2. Connectiviteit bestellen of ExpressRoute Direct configureren

Bestel connectiviteit van de serviceprovider of configureer ExpressRoute Direct.

ExpressRoute-partnermodel

Bestel connectiviteit van de serviceprovider. Dit proces varieert. Neem contact op met uw connectiviteitsprovider voor meer informatie over het bestellen van connectiviteit.

  • Selecteer de ExpressRoute-partner
  • De peeringlocatie selecteren
  • Selecteer de bandbreedte
  • Het factureringsmodel selecteren
  • Standard- of Premium-invoegtoepassing selecteren

ExpressRoute Direct-model

  • Bekijk beschikbare ExpressRoute Direct-capaciteit voor peeringlocaties.
  • Reserveer poorten door de ExpressRoute Direct-resource in uw Azure-abonnement te maken.
  • Vraag en ontvang de autorisatiebrief en bestel de fysieke kruisverbindingen van de peeringlocatieprovider.
  • Schakel de beheerdersstatus in en bekijk lichtniveaus en fysieke koppeling met behulp van Azure Monitor.

3. Een ExpressRoute-circuit maken

ExpressRoute-partnermodel

Controleer of de ExpressRoute-partner gereed is om connectiviteit in te richten.

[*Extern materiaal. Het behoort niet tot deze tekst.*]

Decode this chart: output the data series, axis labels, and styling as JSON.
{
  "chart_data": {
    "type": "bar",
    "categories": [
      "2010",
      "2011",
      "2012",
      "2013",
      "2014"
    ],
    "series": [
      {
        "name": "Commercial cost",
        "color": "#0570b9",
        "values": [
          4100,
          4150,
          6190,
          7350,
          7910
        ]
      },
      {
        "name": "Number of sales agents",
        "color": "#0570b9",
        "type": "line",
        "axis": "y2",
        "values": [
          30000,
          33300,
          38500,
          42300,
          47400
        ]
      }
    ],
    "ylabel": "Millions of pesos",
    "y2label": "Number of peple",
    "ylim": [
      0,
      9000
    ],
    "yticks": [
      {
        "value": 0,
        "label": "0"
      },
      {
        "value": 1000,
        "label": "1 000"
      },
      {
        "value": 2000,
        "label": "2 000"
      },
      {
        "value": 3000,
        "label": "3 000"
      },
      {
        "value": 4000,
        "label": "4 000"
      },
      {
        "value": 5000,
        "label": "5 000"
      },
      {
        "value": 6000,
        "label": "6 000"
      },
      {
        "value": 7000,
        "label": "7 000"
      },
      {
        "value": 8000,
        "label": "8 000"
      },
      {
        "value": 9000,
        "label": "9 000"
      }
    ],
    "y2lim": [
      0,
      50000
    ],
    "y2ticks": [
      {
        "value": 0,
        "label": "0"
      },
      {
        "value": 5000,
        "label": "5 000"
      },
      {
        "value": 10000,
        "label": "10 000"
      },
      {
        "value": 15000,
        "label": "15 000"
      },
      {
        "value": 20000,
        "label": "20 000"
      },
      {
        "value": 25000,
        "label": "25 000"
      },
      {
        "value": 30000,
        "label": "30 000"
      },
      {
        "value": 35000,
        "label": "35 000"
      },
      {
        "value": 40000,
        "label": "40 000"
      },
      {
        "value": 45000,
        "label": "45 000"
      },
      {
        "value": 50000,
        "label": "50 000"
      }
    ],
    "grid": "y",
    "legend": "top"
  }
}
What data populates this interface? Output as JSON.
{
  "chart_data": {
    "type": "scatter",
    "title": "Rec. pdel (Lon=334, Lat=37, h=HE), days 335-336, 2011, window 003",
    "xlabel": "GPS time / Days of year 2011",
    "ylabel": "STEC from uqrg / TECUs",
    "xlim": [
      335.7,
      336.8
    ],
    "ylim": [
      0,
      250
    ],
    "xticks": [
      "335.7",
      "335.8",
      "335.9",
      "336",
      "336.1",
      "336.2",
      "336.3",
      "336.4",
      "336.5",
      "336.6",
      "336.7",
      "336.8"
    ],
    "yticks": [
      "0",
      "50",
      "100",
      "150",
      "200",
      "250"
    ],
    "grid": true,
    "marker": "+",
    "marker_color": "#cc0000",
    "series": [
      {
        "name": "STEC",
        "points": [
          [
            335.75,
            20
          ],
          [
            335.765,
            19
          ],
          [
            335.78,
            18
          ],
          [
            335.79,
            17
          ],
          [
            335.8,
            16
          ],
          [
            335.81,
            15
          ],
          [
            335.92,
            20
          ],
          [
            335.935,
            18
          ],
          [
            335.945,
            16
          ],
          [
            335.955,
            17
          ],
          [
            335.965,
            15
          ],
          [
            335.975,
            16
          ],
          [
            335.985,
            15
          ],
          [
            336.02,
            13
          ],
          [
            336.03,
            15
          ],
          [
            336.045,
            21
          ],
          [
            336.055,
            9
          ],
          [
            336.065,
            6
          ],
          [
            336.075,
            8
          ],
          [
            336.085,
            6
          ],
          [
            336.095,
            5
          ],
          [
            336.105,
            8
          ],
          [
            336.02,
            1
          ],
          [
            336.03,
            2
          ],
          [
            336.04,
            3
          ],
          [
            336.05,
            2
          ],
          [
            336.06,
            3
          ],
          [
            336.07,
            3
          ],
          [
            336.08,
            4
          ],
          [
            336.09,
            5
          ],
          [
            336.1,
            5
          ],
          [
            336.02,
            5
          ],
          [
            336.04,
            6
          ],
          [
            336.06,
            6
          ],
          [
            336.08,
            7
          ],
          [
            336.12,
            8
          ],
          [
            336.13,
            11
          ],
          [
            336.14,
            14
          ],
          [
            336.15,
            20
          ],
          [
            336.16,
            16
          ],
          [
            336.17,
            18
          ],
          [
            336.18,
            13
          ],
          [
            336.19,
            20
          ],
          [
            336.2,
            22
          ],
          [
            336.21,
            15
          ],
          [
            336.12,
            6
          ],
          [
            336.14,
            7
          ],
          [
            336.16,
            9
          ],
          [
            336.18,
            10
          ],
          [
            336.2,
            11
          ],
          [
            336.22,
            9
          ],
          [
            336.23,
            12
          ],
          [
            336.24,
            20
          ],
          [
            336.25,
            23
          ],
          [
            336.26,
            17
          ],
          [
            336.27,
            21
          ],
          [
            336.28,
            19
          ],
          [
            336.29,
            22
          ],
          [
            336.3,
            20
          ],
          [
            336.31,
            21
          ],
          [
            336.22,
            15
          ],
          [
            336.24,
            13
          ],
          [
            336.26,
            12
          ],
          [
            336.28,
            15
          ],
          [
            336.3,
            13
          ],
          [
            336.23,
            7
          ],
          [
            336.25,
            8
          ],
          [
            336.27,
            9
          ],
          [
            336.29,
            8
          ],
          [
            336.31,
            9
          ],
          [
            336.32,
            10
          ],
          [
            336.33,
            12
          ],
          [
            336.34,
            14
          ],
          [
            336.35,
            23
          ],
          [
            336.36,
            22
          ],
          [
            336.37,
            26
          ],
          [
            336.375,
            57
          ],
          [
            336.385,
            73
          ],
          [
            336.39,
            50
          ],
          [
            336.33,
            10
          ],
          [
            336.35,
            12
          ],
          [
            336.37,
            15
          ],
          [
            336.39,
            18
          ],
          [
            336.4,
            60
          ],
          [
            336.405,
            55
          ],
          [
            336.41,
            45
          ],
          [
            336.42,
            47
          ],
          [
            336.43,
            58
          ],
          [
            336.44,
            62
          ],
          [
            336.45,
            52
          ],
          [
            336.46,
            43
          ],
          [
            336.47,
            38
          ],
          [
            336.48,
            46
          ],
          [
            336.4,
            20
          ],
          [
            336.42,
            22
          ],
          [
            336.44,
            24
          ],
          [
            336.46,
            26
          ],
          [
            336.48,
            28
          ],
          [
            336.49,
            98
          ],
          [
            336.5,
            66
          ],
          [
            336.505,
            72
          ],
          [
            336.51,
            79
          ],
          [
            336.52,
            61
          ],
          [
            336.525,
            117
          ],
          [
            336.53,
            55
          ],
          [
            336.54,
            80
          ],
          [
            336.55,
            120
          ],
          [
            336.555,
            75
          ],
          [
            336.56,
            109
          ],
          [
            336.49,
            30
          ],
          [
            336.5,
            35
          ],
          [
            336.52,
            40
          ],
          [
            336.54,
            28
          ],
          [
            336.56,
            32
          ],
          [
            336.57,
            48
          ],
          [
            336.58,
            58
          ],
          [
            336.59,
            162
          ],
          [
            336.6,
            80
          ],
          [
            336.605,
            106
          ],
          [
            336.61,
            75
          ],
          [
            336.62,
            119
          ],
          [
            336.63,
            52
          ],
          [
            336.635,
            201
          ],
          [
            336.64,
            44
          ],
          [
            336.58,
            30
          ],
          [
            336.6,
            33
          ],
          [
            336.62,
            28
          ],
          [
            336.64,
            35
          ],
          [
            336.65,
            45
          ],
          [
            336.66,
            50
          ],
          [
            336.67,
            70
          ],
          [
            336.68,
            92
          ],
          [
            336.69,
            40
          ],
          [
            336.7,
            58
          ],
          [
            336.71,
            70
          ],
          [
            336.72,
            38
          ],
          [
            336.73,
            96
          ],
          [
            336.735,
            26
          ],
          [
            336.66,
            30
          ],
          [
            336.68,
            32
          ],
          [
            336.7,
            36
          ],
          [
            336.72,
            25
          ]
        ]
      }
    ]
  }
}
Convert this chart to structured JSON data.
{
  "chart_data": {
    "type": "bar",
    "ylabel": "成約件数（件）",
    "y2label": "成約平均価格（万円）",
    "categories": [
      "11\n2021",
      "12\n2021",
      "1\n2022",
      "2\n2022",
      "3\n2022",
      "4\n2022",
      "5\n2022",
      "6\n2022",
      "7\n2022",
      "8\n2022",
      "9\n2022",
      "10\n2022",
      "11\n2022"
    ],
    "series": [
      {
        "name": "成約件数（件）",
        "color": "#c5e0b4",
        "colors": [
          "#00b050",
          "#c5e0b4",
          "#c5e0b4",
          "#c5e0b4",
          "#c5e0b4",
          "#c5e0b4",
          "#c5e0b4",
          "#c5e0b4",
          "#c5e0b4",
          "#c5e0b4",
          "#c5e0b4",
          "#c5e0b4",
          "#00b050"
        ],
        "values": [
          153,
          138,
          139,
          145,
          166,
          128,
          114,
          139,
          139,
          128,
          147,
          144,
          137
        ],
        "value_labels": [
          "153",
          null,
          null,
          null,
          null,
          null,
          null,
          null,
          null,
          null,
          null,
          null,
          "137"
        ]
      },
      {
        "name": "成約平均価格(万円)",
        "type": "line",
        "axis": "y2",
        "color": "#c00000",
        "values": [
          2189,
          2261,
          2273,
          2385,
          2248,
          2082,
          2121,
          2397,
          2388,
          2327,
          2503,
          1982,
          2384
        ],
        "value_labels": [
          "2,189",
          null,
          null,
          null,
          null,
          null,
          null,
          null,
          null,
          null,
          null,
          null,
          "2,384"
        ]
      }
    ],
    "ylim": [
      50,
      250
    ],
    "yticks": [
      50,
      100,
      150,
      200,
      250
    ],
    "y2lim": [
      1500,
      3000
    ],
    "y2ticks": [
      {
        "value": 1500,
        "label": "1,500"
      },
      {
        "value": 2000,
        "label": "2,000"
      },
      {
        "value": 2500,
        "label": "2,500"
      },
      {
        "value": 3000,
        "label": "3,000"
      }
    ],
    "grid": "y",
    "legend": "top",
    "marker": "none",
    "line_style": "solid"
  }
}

Vanaf het moment dat een servicesleutel is uitgegeven, worden er kosten voor een ExpressRoute-circuit in rekening gebracht. Gebruik de instructies in Een ExpressRoute-circuit maken om uw circuit te maken.

ExpressRoute Direct-model

Zorg ervoor dat de fysieke koppeling en de beheerdersstatus zijn ingeschakeld voor beide koppelingen. Raadpleeg ExpressRoute Direct configureren voor hulp. Vanaf het moment dat een servicesleutel is uitgegeven, worden er kosten voor een ExpressRoute-circuit in rekening gebracht. Gebruik de instructies in Een ExpressRoute-circuit maken om uw circuit te maken.

4. Serviceprovider voorziet connectiviteit

Deze sectie heeft alleen betrekking op het ExpressRoute-partnerconnectiviteitsmodel:

  • Geef de servicesleutel (s-key) op voor de connectiviteitsprovider.
  • Geef aanvullende informatie op die nodig is voor de connectiviteitsprovider (bijvoorbeeld VLAN-id).
  • Als de provider de routeringsconfiguratie beheert, geeft u de benodigde gegevens op.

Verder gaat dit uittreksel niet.